Soumis à AlterPresse le 7 juin 2017

Homme de vigie Dis-moi je t’en prie
si je peux chanter plus haut que le vent
et crier ma joie d’une aube nouvelle

Anthony Phelps

Cela ne m’a pas pris beaucoup de temps pour concéder à Jacques Attali que le bruit, la politique et le pouvoir sont intimement liés. L’expérience haïtienne aidant, j’ai facilement compris que le bruit entretenu a toujours été un enjeu de pouvoir et un instrument politique. De là à acquiescer à ce que disait ce maître à penser, il n’y avait qu’un petit pas de fourmi. De fait, je suis habitué à voir des gens qui vocifèrent, battent la grosse caisse ou font du bruit justement pour imposer le silence à leurs interlocuteurs. Chose paradoxale en apparence, mais bien réelle en vérité. Et, ici-bas, la politique est faite surtout de cela, promouvoir une chose, même jusqu’à la déraison s’il le faut, en vue d’obtenir ce qu’on désire ardemment : son contraire.

Toutefois, il y a toujours un danger quand on mélange avec insouciance bruit et pouvoir politique, étant donné le fait que le bruit en soi est une forme de pouvoir. Je précise, un pouvoir destructeur assimilable à celui d’un ouragan de dernière catégorie. Quand on ne prend pas bien garde, en maniant bruit, politique et pouvoir, on encourt le risque d’instaurer sans le vouloir un terreau propice à l’apprivoisement du ridicule, où tout devient objet de risée. Dans de telles conditions, on rit de la souffrance et de la mort des autres ; on peut même rire de l’éventualité de sa propre disparition tout en pensant faussement que le ridicule ne tue pas. Voyez-vous, le rapport du bruit à la politique ou au pouvoir contient un aspect bluffant et est aussi tautologique que le rapport qu’entretiennent la poussière et le sol. Les politologues de l’opposition et les conseillers politiques du pouvoir en place devraient en savoir quelque chose.

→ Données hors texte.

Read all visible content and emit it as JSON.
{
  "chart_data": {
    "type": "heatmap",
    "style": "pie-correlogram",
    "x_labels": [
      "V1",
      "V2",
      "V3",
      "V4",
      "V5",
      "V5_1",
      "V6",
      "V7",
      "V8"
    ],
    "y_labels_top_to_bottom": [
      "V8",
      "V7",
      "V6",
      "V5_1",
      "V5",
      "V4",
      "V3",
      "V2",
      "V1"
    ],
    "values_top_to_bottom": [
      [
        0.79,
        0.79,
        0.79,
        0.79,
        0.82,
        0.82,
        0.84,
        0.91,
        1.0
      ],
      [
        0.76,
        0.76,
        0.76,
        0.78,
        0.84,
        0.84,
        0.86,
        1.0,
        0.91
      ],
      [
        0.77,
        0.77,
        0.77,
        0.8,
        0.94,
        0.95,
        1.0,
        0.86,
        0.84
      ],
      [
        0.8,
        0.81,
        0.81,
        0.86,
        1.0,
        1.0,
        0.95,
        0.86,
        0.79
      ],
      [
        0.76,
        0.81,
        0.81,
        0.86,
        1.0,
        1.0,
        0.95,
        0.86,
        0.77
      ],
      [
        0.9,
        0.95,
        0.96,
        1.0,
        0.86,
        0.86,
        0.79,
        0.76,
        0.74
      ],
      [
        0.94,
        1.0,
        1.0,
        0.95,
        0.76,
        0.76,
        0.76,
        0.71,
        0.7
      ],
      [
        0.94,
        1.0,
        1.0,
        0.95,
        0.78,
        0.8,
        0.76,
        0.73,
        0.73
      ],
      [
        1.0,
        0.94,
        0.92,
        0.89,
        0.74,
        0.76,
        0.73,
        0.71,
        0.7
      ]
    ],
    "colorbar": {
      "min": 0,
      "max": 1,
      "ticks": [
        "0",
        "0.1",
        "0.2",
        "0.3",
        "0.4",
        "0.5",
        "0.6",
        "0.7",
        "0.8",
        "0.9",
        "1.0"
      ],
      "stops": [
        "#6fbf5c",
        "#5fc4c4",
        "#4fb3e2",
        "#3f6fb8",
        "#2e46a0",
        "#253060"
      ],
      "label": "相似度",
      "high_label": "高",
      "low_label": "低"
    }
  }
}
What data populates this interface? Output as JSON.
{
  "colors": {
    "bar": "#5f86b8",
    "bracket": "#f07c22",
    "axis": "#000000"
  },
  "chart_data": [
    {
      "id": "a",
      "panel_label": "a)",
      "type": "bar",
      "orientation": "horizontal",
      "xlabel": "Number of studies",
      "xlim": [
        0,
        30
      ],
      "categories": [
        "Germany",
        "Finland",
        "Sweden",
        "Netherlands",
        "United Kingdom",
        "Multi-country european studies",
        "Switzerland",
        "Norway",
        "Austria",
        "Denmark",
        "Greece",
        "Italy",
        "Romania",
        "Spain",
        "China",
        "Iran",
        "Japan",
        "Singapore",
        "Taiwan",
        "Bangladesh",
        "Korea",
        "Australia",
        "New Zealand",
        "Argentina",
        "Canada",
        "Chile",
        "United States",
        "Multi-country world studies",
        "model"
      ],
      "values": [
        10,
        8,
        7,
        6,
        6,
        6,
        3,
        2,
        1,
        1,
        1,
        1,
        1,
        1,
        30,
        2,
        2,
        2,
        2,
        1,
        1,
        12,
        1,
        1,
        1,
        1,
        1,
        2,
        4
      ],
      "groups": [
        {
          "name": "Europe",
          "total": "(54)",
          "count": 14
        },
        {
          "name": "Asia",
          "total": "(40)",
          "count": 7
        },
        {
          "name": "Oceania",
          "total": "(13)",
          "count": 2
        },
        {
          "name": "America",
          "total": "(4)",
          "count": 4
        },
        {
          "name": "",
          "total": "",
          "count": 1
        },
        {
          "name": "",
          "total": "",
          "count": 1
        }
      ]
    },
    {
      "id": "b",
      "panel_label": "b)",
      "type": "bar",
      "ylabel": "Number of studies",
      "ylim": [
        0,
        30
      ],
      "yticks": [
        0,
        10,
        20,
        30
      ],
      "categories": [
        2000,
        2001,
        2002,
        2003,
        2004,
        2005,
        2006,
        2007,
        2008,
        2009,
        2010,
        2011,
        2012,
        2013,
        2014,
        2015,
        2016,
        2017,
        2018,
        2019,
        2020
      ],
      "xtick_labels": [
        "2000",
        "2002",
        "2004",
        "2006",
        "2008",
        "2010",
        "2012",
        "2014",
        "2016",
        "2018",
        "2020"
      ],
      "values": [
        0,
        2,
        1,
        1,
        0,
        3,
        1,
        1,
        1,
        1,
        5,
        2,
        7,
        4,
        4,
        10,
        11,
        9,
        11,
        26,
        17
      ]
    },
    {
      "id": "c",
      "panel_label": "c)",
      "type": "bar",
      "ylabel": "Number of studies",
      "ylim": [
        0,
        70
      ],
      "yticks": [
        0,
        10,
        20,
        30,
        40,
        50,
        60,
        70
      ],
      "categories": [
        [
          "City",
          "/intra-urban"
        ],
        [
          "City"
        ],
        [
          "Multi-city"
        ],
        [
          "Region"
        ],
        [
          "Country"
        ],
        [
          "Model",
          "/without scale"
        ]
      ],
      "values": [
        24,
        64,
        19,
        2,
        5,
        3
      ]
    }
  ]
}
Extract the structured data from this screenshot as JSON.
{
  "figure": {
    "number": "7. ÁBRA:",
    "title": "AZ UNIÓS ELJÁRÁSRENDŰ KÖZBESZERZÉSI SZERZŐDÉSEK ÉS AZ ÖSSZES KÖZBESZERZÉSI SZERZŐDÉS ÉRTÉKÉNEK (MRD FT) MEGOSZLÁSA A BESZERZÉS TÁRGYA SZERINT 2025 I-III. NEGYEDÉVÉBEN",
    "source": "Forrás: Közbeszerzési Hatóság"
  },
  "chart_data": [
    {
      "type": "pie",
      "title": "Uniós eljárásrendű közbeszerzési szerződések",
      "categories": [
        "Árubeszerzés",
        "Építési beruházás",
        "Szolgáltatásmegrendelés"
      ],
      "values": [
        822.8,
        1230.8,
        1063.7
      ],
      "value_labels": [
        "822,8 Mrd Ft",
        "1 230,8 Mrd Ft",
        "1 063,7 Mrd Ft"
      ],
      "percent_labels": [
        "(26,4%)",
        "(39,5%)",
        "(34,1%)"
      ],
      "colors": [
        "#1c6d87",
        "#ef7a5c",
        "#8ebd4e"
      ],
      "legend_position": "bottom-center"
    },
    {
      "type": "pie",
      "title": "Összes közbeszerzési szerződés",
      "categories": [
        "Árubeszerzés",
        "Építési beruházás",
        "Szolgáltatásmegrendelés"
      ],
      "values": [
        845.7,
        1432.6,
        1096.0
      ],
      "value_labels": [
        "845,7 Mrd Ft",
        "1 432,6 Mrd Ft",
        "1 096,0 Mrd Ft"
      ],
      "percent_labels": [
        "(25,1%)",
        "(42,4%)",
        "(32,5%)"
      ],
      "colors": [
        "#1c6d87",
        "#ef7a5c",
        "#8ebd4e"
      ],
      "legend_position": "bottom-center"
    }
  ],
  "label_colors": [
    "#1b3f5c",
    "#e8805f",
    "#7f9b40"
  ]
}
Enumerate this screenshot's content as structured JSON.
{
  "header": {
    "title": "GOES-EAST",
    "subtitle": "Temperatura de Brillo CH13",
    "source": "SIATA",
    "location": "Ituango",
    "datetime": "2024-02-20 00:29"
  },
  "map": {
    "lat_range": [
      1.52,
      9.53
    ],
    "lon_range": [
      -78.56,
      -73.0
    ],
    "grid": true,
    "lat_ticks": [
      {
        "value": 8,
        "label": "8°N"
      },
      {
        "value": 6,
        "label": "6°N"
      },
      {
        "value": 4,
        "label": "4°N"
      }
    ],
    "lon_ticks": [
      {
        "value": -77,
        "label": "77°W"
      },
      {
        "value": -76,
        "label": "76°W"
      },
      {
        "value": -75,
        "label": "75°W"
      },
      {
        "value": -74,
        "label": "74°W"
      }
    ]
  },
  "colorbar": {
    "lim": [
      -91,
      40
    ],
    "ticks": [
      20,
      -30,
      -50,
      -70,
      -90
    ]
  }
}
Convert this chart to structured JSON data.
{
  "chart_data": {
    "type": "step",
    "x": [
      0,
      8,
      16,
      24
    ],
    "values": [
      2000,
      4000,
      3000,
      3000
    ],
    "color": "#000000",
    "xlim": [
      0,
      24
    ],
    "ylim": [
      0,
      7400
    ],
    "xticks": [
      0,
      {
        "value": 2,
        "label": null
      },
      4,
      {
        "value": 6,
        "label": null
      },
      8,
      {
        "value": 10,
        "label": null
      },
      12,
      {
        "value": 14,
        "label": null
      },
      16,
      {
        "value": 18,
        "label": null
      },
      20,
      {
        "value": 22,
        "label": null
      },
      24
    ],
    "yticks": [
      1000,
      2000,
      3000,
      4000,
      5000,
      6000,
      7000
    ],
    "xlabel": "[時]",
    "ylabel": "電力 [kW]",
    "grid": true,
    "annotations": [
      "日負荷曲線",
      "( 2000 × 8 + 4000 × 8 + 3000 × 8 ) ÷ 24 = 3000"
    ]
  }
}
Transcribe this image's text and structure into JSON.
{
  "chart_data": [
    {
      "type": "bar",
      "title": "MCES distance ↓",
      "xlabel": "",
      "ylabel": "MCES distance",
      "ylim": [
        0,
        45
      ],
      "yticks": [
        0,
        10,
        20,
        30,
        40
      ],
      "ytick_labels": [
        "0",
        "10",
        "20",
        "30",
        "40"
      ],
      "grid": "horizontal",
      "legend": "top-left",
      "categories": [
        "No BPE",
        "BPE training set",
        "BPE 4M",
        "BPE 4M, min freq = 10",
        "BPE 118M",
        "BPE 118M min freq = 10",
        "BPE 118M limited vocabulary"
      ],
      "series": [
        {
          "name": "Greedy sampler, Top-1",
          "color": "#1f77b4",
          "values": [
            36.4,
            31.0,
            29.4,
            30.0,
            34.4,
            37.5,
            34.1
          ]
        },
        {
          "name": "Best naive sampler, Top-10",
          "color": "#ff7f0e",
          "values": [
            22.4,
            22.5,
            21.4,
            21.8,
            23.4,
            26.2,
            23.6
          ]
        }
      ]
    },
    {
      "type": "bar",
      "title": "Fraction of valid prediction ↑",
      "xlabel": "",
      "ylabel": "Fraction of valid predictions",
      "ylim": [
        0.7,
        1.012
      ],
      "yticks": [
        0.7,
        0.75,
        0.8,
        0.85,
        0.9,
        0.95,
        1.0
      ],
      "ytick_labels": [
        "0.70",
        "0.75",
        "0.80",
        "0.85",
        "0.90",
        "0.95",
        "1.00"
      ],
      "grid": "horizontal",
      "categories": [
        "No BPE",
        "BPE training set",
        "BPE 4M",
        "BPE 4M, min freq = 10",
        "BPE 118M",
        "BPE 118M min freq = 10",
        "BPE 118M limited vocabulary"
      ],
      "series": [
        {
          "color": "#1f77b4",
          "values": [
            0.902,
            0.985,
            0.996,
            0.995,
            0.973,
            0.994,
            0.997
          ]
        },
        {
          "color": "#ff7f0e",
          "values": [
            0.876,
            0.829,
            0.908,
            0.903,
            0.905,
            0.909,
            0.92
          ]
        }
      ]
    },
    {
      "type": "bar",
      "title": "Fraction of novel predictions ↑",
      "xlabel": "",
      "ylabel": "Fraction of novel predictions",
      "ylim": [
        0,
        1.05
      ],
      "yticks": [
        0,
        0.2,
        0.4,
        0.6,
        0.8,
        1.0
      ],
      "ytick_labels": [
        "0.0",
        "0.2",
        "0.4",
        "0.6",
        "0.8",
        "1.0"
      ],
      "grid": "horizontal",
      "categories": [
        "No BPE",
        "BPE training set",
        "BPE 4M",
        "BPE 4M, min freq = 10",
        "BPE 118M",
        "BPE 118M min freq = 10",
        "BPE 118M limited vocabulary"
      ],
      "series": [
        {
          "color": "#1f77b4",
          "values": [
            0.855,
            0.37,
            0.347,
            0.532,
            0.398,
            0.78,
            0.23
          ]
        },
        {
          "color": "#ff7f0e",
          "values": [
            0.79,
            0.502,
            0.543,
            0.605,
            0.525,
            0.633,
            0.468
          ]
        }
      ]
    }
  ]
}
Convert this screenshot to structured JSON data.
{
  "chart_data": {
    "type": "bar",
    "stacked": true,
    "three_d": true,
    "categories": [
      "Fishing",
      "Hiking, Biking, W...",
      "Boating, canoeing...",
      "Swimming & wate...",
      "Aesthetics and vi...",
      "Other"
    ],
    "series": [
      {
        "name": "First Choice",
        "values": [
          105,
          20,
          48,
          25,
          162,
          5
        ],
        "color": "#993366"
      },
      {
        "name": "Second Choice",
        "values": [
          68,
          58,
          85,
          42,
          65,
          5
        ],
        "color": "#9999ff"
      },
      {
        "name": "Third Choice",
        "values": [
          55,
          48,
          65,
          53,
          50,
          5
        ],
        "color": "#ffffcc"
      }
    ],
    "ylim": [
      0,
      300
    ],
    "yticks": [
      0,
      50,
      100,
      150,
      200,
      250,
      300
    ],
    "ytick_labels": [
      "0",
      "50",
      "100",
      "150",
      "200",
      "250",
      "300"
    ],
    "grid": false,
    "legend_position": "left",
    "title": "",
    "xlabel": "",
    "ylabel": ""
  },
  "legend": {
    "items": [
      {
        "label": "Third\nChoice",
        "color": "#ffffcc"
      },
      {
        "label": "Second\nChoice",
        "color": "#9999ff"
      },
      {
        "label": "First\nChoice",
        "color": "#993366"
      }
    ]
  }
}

La réalité quotidienne est telle qu’en Haïti, toute tentative pour cerner la quête du développement et de la démocratie - que le régime en place et les forces de l’opposition disent mener - se retrouve réduite à un casse-tête pour comprendre la topologie du bruit. Et d’emblée se pose un défi majeur, celui d’effectuer la radiographie d’une réalité bruyante et assourdissante sans éprouver soi-même le moindre étourdissement. Heureusement, l’objectivité et la raison sont faites pour cela. Quand vous vous armez de ces outils, soit vous devenez l’interlocuteur de tout le monde soit vous n’êtes l’interlocuteur de personne. Ce qui revient au même, car dans les deux cas vous vous mettez loin du fanatisme maladif qui imbibe l’esprit de la grande majorité des gens de ce pays et les empêche de réfléchir librement. En cela, vous vous parez de l’armure qui rend imperméable au bruit. Plus personne, pas même un magicien hollandais, ne peut vous imposer le silence en utilisant le pouvoir neutralisateur du bruit.

Les élites piègent le pays sans concession, en faisant tout dans le bruit et en transformant le bruit en moyen de règlement des rivalités économiques et politiques. Ce n’est pas inconsciemment, puisqu’elles ont insisté jusqu’à sonner le glas du silence propice à la réflexion, à l’inspiration et à la création. Les expressions « mpral ba l bri », « mpral mete l cho » en disent long sur cette tendance généralisée à instrumentaliser le bruit pour en faire une arme redoutable de dernier recours. Les choses se sont dégénérées à un point tel que la substance même des relations pouvoir-opposition, pouvoir-développement et opposition-développement se retrouvent inscrites dans une espèce de triangulation du bruit. La presse en raffole et entretient cette atmosphère à coup de scoops et de buzz.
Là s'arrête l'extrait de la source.